Too often, executive branch offices have denied or unduly delayed those requests. And now the federal judiciary has joined Congress and the administration in blocking states from enacting commonsense health care reforms. A recent decision by U.S. District Court Judge James Boasberg highlights the risks of relying solely on waiver requests and executive branch leniency, and it casts much of the waiver process into legal limbo.

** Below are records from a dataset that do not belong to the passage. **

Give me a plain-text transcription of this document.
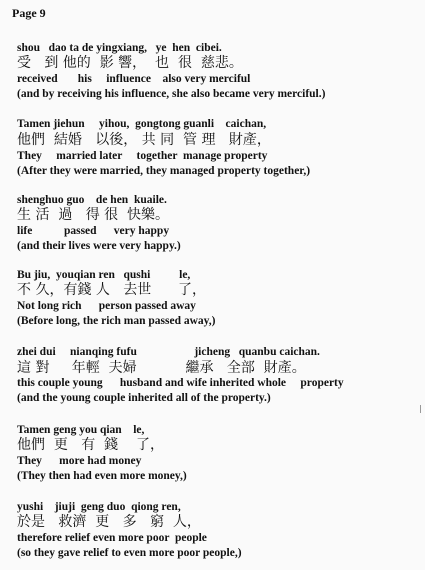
Page 9
shou   dao ta de yingxiang,   ye  hen  cibei.
受   到 他的  影 響，  也  很  慈悲。
received       his     influence    also very merciful
(and by receiving his influence, she also became very merciful.)
Tamen jiehun     yihou,  gongtong guanli    caichan,
他們  結婚   以後， 共 同  管 理   財產，
They     married later     together  manage property
(After they were married, they managed property together,)
shenghuo guo    de hen  kuaile.
生 活  過   得 很  快樂。
life           passed      very happy
(and their lives were very happy.)
Bu jiu,  youqian ren   qushi          le,
不 久，有錢 人   去世      了，
Not long rich      person passed away
(Before long, the rich man passed away,)
zhei dui     nianqing fufu                    jicheng   quanbu caichan.
這 對     年輕  夫婦           繼承   全部  財產。
this couple young      husband and wife inherited whole     property
(and the young couple inherited all of the property.)
Tamen geng you qian    le,
他們  更   有  錢    了，
They      more had money
(They then had even more money,)
yushi    jiuji  geng duo  qiong ren,
於是   救濟  更   多   窮  人，
therefore relief even more poor  people
(so they gave relief to even more poor people,)
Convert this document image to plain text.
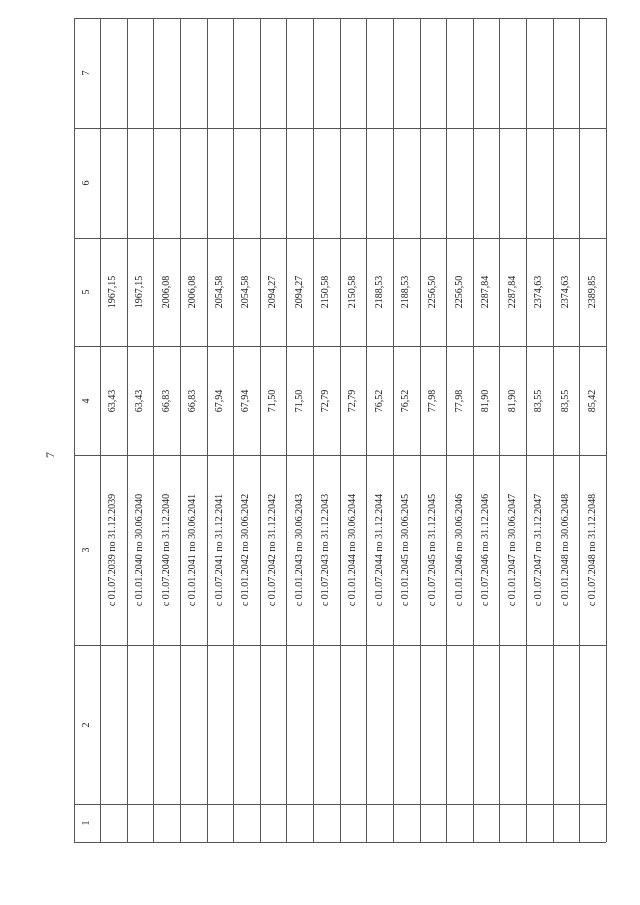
7
1
2
3
4
5
6
7
с 01.07.2039 по 31.12.2039
63,43
1967,15
с 01.01.2040 по 30.06.2040
63,43
1967,15
с 01.07.2040 по 31.12.2040
66,83
2006,08
с 01.01.2041 по 30.06.2041
66,83
2006,08
с 01.07.2041 по 31.12.2041
67,94
2054,58
с 01.01.2042 по 30.06.2042
67,94
2054,58
с 01.07.2042 по 31.12.2042
71,50
2094,27
с 01.01.2043 по 30.06.2043
71,50
2094,27
с 01.07.2043 по 31.12.2043
72,79
2150,58
с 01.01.2044 по 30.06.2044
72,79
2150,58
с 01.07.2044 по 31.12.2044
76,52
2188,53
с 01.01.2045 по 30.06.2045
76,52
2188,53
с 01.07.2045 по 31.12.2045
77,98
2256,50
с 01.01.2046 по 30.06.2046
77,98
2256,50
с 01.07.2046 по 31.12.2046
81,90
2287,84
с 01.01.2047 по 30.06.2047
81,90
2287,84
с 01.07.2047 по 31.12.2047
83,55
2374,63
с 01.01.2048 по 30.06.2048
83,55
2374,63
с 01.07.2048 по 31.12.2048
85,42
2389,85
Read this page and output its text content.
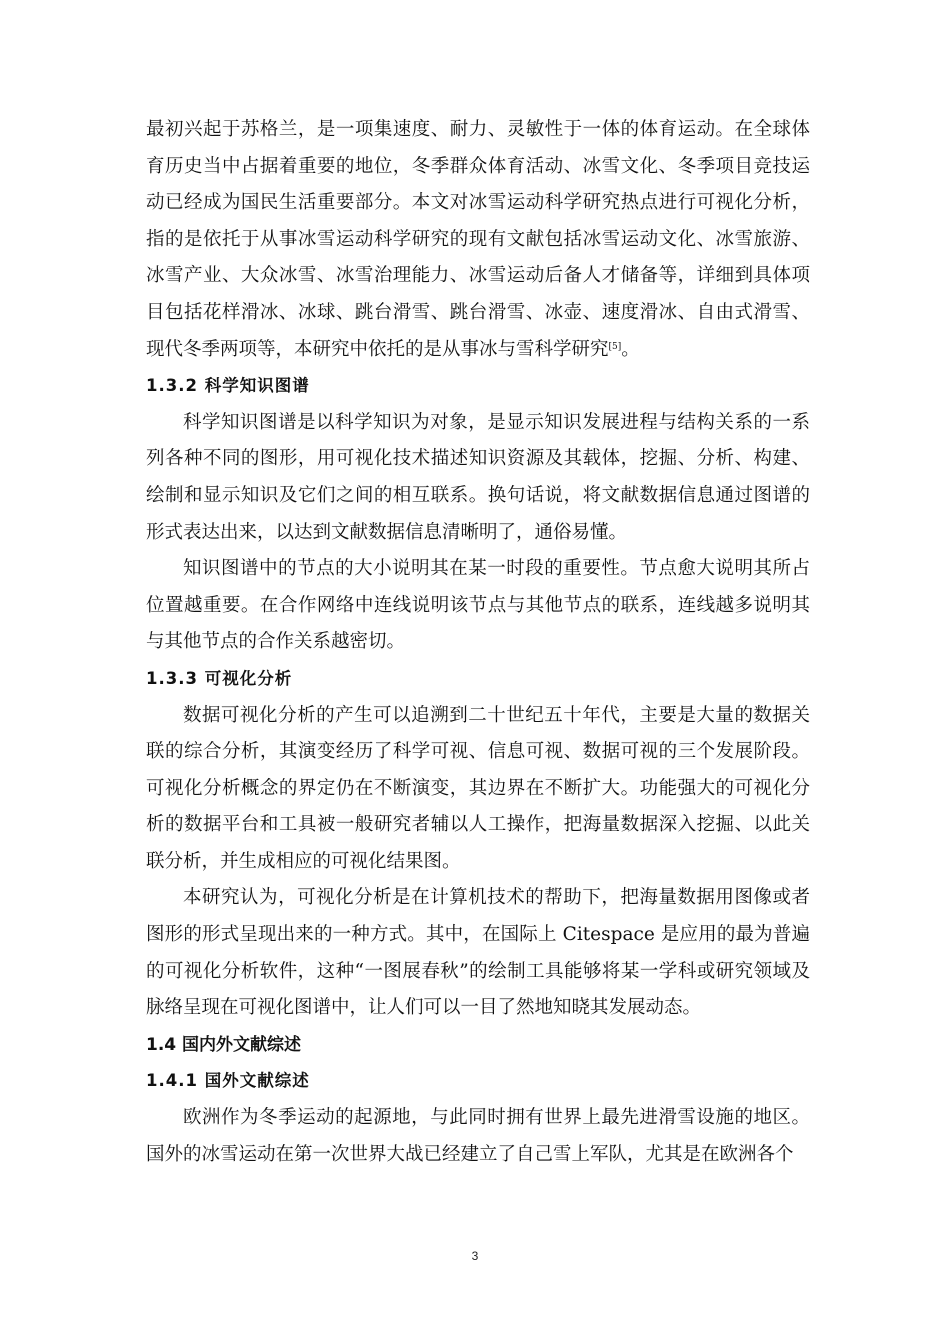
最初兴起于苏格兰，是一项集速度、耐力、灵敏性于一体的体育运动。在全球体育历史当中占据着重要的地位，冬季群众体育活动、冰雪文化、冬季项目竞技运动已经成为国民生活重要部分。本文对冰雪运动科学研究热点进行可视化分析，指的是依托于从事冰雪运动科学研究的现有文献包括冰雪运动文化、冰雪旅游、冰雪产业、大众冰雪、冰雪治理能力、冰雪运动后备人才储备等，详细到具体项目包括花样滑冰、冰球、跳台滑雪、跳台滑雪、冰壶、速度滑冰、自由式滑雪、现代冬季两项等，本研究中依托的是从事冰与雪科学研究[5]。

1.3.2 科学知识图谱

科学知识图谱是以科学知识为对象，是显示知识发展进程与结构关系的一系列各种不同的图形，用可视化技术描述知识资源及其载体，挖掘、分析、构建、绘制和显示知识及它们之间的相互联系。换句话说，将文献数据信息通过图谱的形式表达出来，以达到文献数据信息清晰明了，通俗易懂。

知识图谱中的节点的大小说明其在某一时段的重要性。节点愈大说明其所占位置越重要。在合作网络中连线说明该节点与其他节点的联系，连线越多说明其与其他节点的合作关系越密切。

1.3.3 可视化分析

数据可视化分析的产生可以追溯到二十世纪五十年代，主要是大量的数据关联的综合分析，其演变经历了科学可视、信息可视、数据可视的三个发展阶段。可视化分析概念的界定仍在不断演变，其边界在不断扩大。功能强大的可视化分析的数据平台和工具被一般研究者辅以人工操作，把海量数据深入挖掘、以此关联分析，并生成相应的可视化结果图。

本研究认为，可视化分析是在计算机技术的帮助下，把海量数据用图像或者图形的形式呈现出来的一种方式。其中，在国际上 Citespace 是应用的最为普遍的可视化分析软件，这种“一图展春秋”的绘制工具能够将某一学科或研究领域及脉络呈现在可视化图谱中，让人们可以一目了然地知晓其发展动态。

1.4 国内外文献综述
1.4.1 国外文献综述

欧洲作为冬季运动的起源地，与此同时拥有世界上最先进滑雪设施的地区。国外的冰雪运动在第一次世界大战已经建立了自己雪上军队，尤其是在欧洲各个

3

Boasberg’s ruling has stopped Kentucky from implementing its Medicaid waiver program for able-bodied beneficiaries, which the Centers for Medicare and Medicaid had already approved. The key component of Kentucky’s waiver request was a work and community engagement requirement for able-bodied Medicaid recipients, the first to receive federal approval. The Trump administration has encouraged such requirements, and 10 other states, including Ohio, have already filed similar waiver requests with Washington. Michigan is now preparing its own request, and others are doing the same.